Notice of sale. The officer making the sale must publish a notice of sale in a newspaper once a week for three successive weeks, and, in some instances, mail copies to interested parties. (N.D. Cent. Code §§ 28-23-04, 32-19-08).

Right to Reinstate the Mortgage Before the Foreclosure Sale in North Dakota

Reinstating” is when you catch up on the defaulted mortgage's missed payments (plus fees and costs) in order to stop a foreclosure.

In North Dakota, the borrower can cure the default and reinstate the mortgage within 30 days after service of the notice before foreclosure. (N.D. Cent. Code § 32-19-28). Also, the mortgage contract might provide additional time to reinstate.

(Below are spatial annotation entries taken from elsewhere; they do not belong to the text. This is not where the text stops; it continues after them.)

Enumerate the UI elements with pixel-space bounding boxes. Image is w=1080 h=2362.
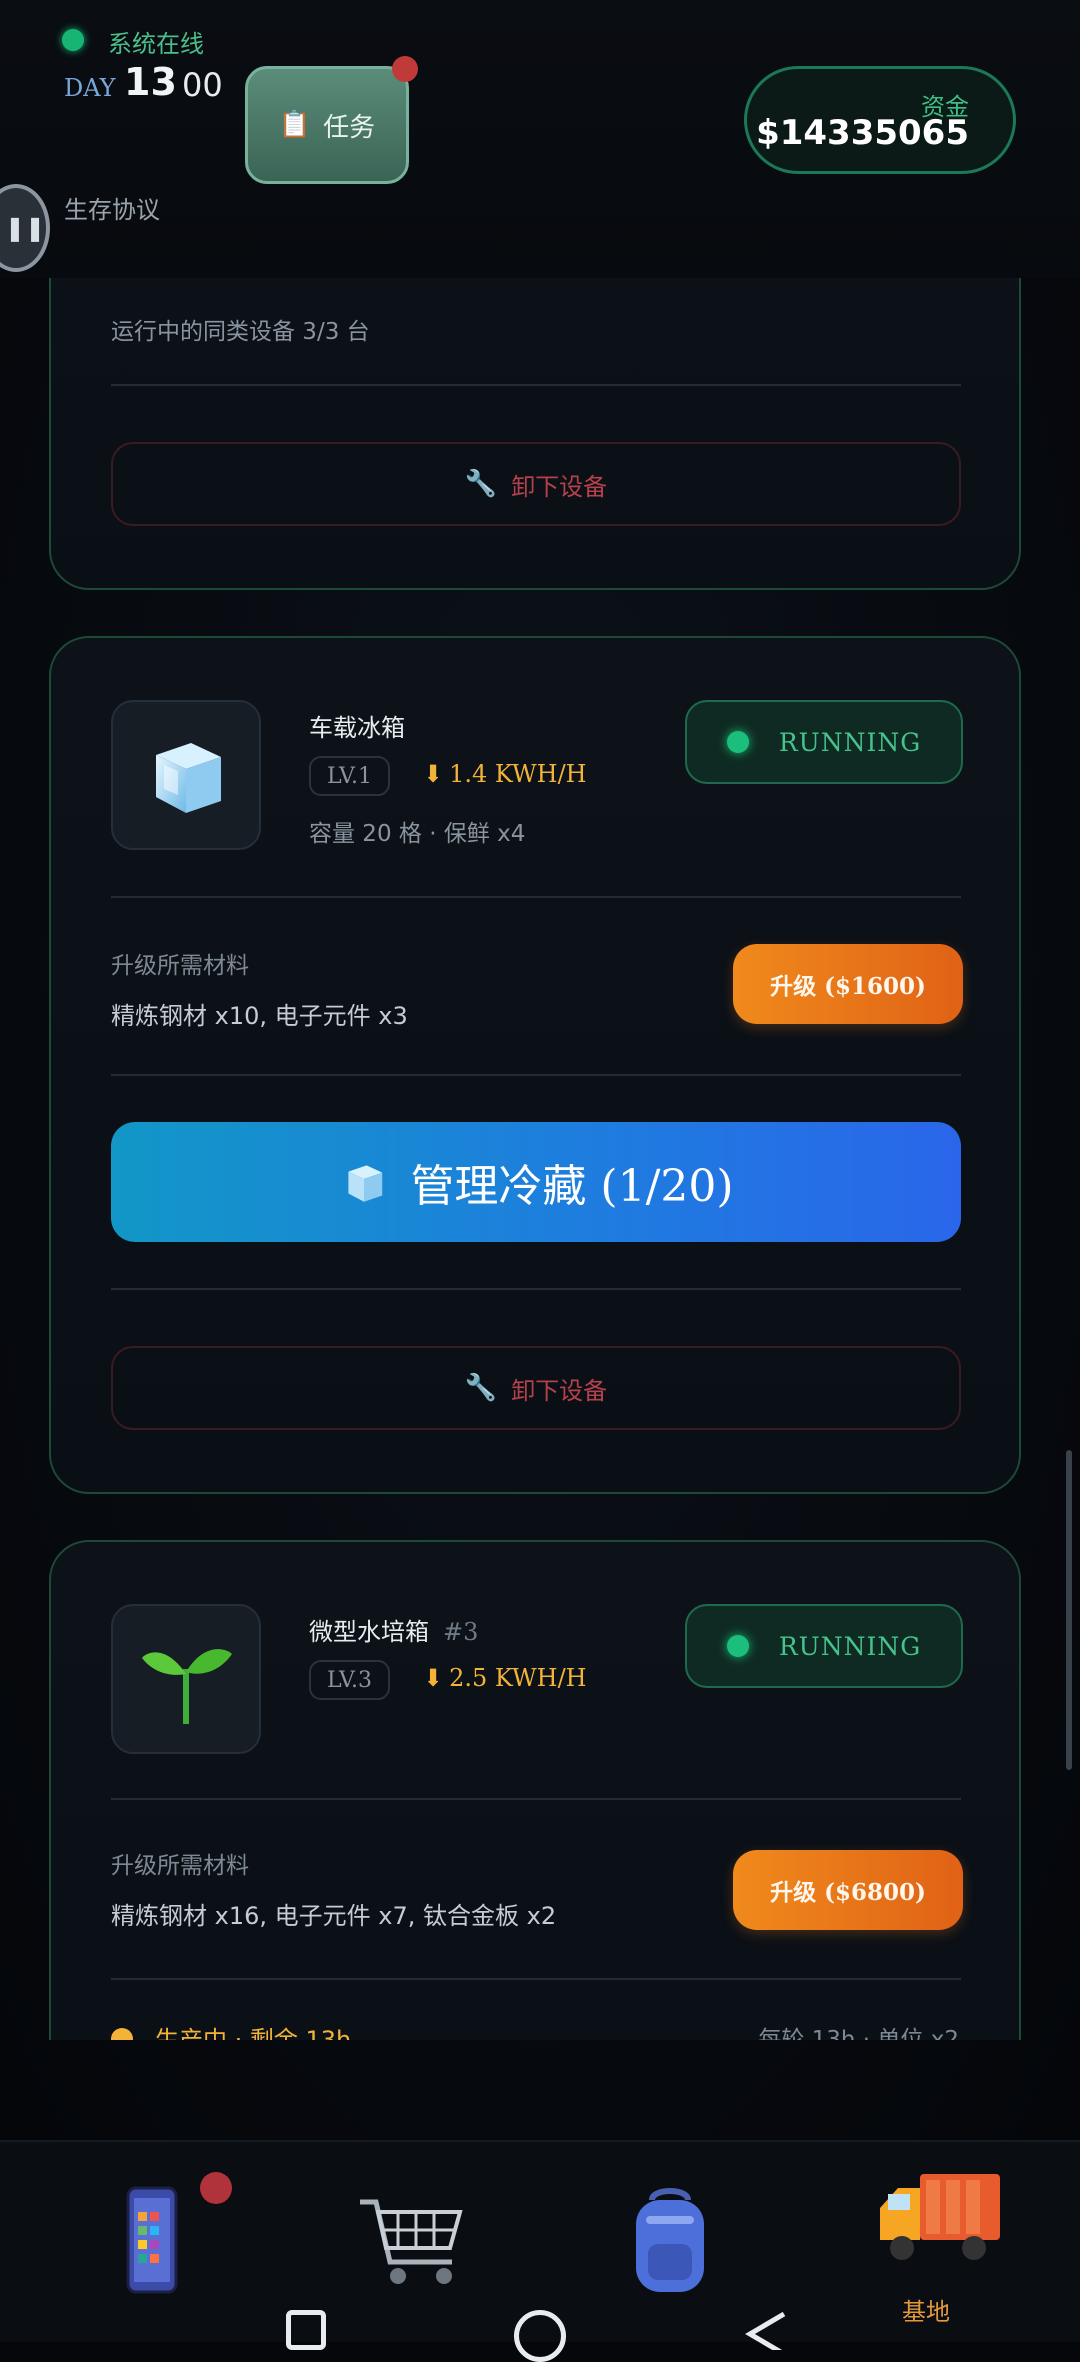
production-status: 生产中 · 剩余 13h <box>155 2026 352 2040</box>
status-badge[interactable]: RUNNING <box>685 700 963 784</box>
divider <box>111 1798 961 1800</box>
power-usage: ⬇ 1.4 KWH/H <box>423 760 587 788</box>
scrollbar[interactable] <box>1066 1450 1072 1770</box>
pause-icon: ❚❚ <box>4 214 46 242</box>
ice-cube-icon <box>348 1165 383 1202</box>
recent-apps-icon[interactable] <box>286 2310 326 2350</box>
funds-value: $14335065 <box>756 113 969 153</box>
materials-value: 精炼钢材 x16, 电子元件 x7, 钛合金板 x2 <box>111 1902 557 1930</box>
unload-button[interactable]: 🔧 卸下设备 <box>111 1346 961 1430</box>
funds-display: 资金 $14335065 <box>744 66 1016 174</box>
arrow-down-icon: ⬇ <box>423 760 444 788</box>
day-number: 13 <box>124 60 177 104</box>
shopping-cart-icon <box>360 2199 463 2284</box>
divider <box>111 384 961 386</box>
hydroponics-icon-box <box>111 1604 261 1754</box>
tasks-button[interactable]: 📋 任务 <box>245 66 409 184</box>
nav-backpack[interactable] <box>600 2182 740 2322</box>
upgrade-button[interactable]: 升级 ($6800) <box>733 1850 963 1930</box>
production-cycle: 每轮 13h · 单位 x2 <box>758 2027 959 2040</box>
manage-label: 管理冷藏 (1/20) <box>410 1161 734 1212</box>
divider <box>111 1074 961 1076</box>
wrench-icon: 🔧 <box>464 469 498 499</box>
home-icon[interactable] <box>514 2310 566 2362</box>
materials-label: 升级所需材料 <box>111 1853 249 1879</box>
phone-icon <box>126 2186 178 2294</box>
system-status: 系统在线 <box>108 30 204 58</box>
level-badge: LV.1 <box>309 756 391 796</box>
divider <box>111 896 961 898</box>
clipboard-icon: 📋 <box>278 110 312 140</box>
device-list[interactable]: 运行中的同类设备 3/3 台 🔧 卸下设备 车载冰箱 LV.1 ⬇ 1.4 KW… <box>0 0 1080 2040</box>
nav-base[interactable] <box>870 2158 1010 2298</box>
upgrade-button[interactable]: 升级 ($1600) <box>733 944 963 1024</box>
wrench-icon: 🔧 <box>464 1373 498 1403</box>
top-header: 系统在线 DAY 13 00 📋 任务 ❚❚ 生存协议 资金 $14335065 <box>0 0 1080 278</box>
tasks-label: 任务 <box>323 112 376 143</box>
divider <box>111 1978 961 1980</box>
unload-label: 卸下设备 <box>511 472 608 501</box>
pause-button[interactable]: ❚❚ <box>0 184 50 272</box>
truck-icon <box>880 2174 1000 2260</box>
device-name: 微型水培箱 #3 <box>309 1618 479 1646</box>
status-dot-icon <box>726 1635 749 1657</box>
day-label: DAY <box>64 74 116 102</box>
nav-shop[interactable] <box>340 2182 480 2322</box>
arrow-down-icon: ⬇ <box>423 1664 444 1692</box>
status-text: RUNNING <box>778 1631 922 1661</box>
unload-button[interactable]: 🔧 卸下设备 <box>111 442 961 526</box>
manage-fridge-button[interactable]: 管理冷藏 (1/20) <box>111 1122 961 1242</box>
device-details: 容量 20 格 · 保鲜 x4 <box>309 821 526 847</box>
sprout-icon <box>142 1649 232 1724</box>
device-card-hydroponics: 微型水培箱 #3 LV.3 ⬇ 2.5 KWH/H RUNNING 升级所需材料 精… <box>49 1540 1021 2040</box>
survival-protocol[interactable]: 生存协议 <box>64 190 160 225</box>
fridge-icon-box <box>111 700 261 850</box>
materials-value: 精炼钢材 x10, 电子元件 x3 <box>111 1002 408 1030</box>
divider <box>111 1288 961 1290</box>
running-count-text: 运行中的同类设备 3/3 台 <box>111 319 370 345</box>
materials-label: 升级所需材料 <box>111 953 249 979</box>
status-dot-icon <box>726 731 749 753</box>
back-icon[interactable] <box>742 2310 792 2350</box>
day-minutes: 00 <box>182 66 223 104</box>
status-badge[interactable]: RUNNING <box>685 1604 963 1688</box>
device-name: 车载冰箱 <box>309 714 405 742</box>
backpack-icon <box>636 2188 704 2292</box>
nav-phone[interactable] <box>82 2182 222 2322</box>
ice-cube-icon <box>156 743 221 813</box>
notification-badge <box>392 56 418 82</box>
device-card-fridge: 车载冰箱 LV.1 ⬇ 1.4 KWH/H 容量 20 格 · 保鲜 x4 RUN… <box>49 636 1021 1494</box>
online-dot-icon <box>62 29 84 51</box>
status-text: RUNNING <box>778 727 922 757</box>
production-dot-icon <box>111 2028 133 2040</box>
notification-badge <box>200 2172 232 2204</box>
device-number: #3 <box>443 1618 479 1646</box>
system-nav-bar <box>0 2310 1080 2362</box>
level-badge: LV.3 <box>309 1660 391 1700</box>
power-usage: ⬇ 2.5 KWH/H <box>423 1664 587 1692</box>
unload-label: 卸下设备 <box>511 1376 608 1405</box>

Right of Redemption After Foreclosure in North Dakota

In some states, you can redeem (repurchase) your home within a certain period of time after the foreclosure.

In North Dakota, the borrower generally can redeem the home within 60 days after the sale, but not if the homeowner has abandoned the property. If the property is agricultural, the redemption period is one year after the foreclosing party files the foreclosure complaint or 60 days after the sale, whichever is later. (N.D. Cent. Code § 32-19-18).

Anti-Deficiency Law in North Dakota

When the total mortgage debt exceeds the foreclosure sale price, the difference is called a “deficiency.” Some states allow the lender to seek a personal judgment (called a “deficiency judgment”) against the borrower for this amount, while other states prohibit deficiency judgments with what are called anti-deficiency laws.

North Dakota has an anti-deficiency law that prohibits deficiency judgments in foreclosures of residential properties of four or fewer units, one of which the owner occupies as his or her primary residence, on up to 40 contiguous acres. (N.D. Cent. Code § 32-19-03).

The foreclosure complaint must state whether the lender will be seeking a deficiency judgment. (N.D. Cent. Code § 32-19-04).

Notice to Leave After the Foreclosure Sale

The foreclosed homeowner can stay in the home during the redemption period. After the redemption period expires, the court can order the homeowner to give possession to the purchaser, which is typically the foreclosing party. (N.D. Cent. Code § 32-19-06).

When to Seek Counsel

If you want to learn more about the foreclosure process in North Dakota or want to find out if you have any potential defenses to a foreclosure, consider talking to a foreclosure lawyer.

It’s also a good idea to make an appointment to speak to a HUD-approved housing counselor, especially if you want to learn about different loss mitigation options.